# My Moth Fursona



## cyborgdeer (Mar 15, 2018)

This is my new fursona! Her name is Flora (Flo for short).
What do you think of her design? :3


----------



## Open_Mind (Mar 15, 2018)

Looks great -- I like it!


----------



## cyborgdeer (Mar 15, 2018)

Open_Mind said:


> Looks great -- I like it!



Thanks!! I appreciate it


----------



## Casey Fluffbat (Mar 15, 2018)

Very nice! The style reminds me of a certain animated show that I can't quite remember the name of... Oh well.
Good to see we have another bug in this forum, soon we can rise to rule the wor- I mean, _share_ the world, yes.


----------



## cyborgdeer (Mar 15, 2018)

MadKiyo said:


> Very nice! The style reminds me of a certain animated show that I can't quite remember the name of... Oh well.
> Good to see we have another bug in this forum, soon we can rise to rule the wor- I mean, _share_ the world, yes.



Wooh!! Bug power!! xD


----------



## Procompy (Mar 15, 2018)

Looking good!

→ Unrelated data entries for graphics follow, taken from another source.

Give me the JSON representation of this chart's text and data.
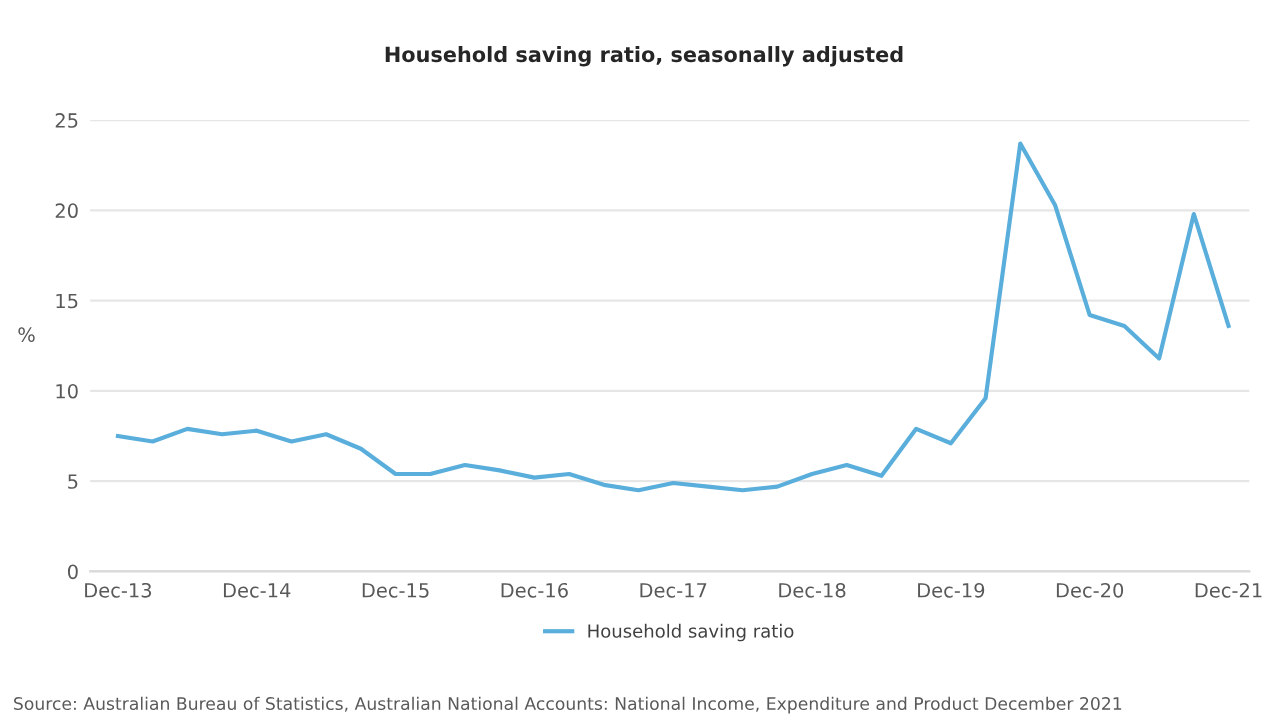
{
  "chart_data": {
    "type": "line",
    "title": "Household saving ratio, seasonally adjusted",
    "ylabel": "%",
    "categories": [
      "Dec-13",
      null,
      null,
      null,
      "Dec-14",
      null,
      null,
      null,
      "Dec-15",
      null,
      null,
      null,
      "Dec-16",
      null,
      null,
      null,
      "Dec-17",
      null,
      null,
      null,
      "Dec-18",
      null,
      null,
      null,
      "Dec-19",
      null,
      null,
      null,
      "Dec-20",
      null,
      null,
      null,
      "Dec-21"
    ],
    "series": [
      {
        "name": "Household saving ratio",
        "color": "#5aaedb",
        "values": [
          7.5,
          7.2,
          7.9,
          7.6,
          7.8,
          7.2,
          7.6,
          6.8,
          5.4,
          5.4,
          5.9,
          5.6,
          5.2,
          5.4,
          4.8,
          4.5,
          4.9,
          4.7,
          4.5,
          4.7,
          5.4,
          5.9,
          5.3,
          7.9,
          7.1,
          9.6,
          23.7,
          20.3,
          14.2,
          13.6,
          11.8,
          19.8,
          13.6
        ]
      }
    ],
    "ylim": [
      0,
      25
    ],
    "yticks": [
      0,
      5,
      10,
      15,
      20,
      25
    ],
    "grid": "y",
    "legend": "bottom",
    "annotations": [
      "Source: Australian Bureau of Statistics, Australian National Accounts: National Income, Expenditure and Product December 2021"
    ]
  }
}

The face is reminding me a lot of Invader Zim


----------



## Lexiand (Mar 15, 2018)

Where is @Sarachaga 
I think you would want to meet this girl.


----------



## Casey Fluffbat (Mar 15, 2018)

Procompy said:


> Looking good! The face is reminding me a lot of Invader Zim


*finger snap* that's it.


----------



## Alif (Mar 15, 2018)

This kinda reminds me of XJ-9's face, does it not look similar?


----------



## cyborgdeer (Mar 15, 2018)

Alif said:


> This kinda reminds me of XJ-9's face, does it not look similar?


Oh wow. I didn't even notice xD Haha.


----------



## Alif (Mar 15, 2018)

cyborgdeer said:


> Oh wow. I didn't even notice xD Haha.


NOW I see the Invader Zim posts, lol.  Within the My Life as a Teenage Robot community, there was a versus, "Who would win?" 
XJ-9 "Jenny" Wakeman vs. Invader Zim
They finally meet again.

Cool lookin' fursona though!


----------



## Barley the Slothbat (Mar 15, 2018)

your sona is so cute!


----------



## virvil (Mar 15, 2018)

super cute! i love moths they're so underappreciated -w-


----------



## Sarachaga (Mar 16, 2018)

Hello fellow moth 

Great design !


----------



## cyborgdeer (Mar 16, 2018)

virvil said:


> super cute! i love moths they're so underappreciated -w-


Thanks! ^_^ And they so are.


----------



## cyborgdeer (Mar 16, 2018)

Barley the Slothbat said:


> your sona is so cute!


Thank you! :3


----------



## Mewmento (Mar 16, 2018)

I wrote this in an old book.
_*
"Humanity is but moths -- forever gray but eternally attracted to the light."*_

Thought you might like it.  Best of luck to you and your moth


----------



## cyborgdeer (Mar 16, 2018)

Procompy said:


> Looking good! The face is reminding me a lot of Invader Zim





Mewmento said:


> I wrote this in an old book.
> _*
> "Humanity is but moths -- forever gray but eternally attracted to the light."*_
> 
> Thought you might like it.  Best of luck to you and your moth


Ooh... That sounds so dramatic and deep. x3
And thanks!


----------



## ResolutionBlaze (Mar 16, 2018)

cyborgdeer said:


> Oh wow. I didn't even notice xD Haha.



"You wouldn't like my body; it's all circuitry and metallic!"


----------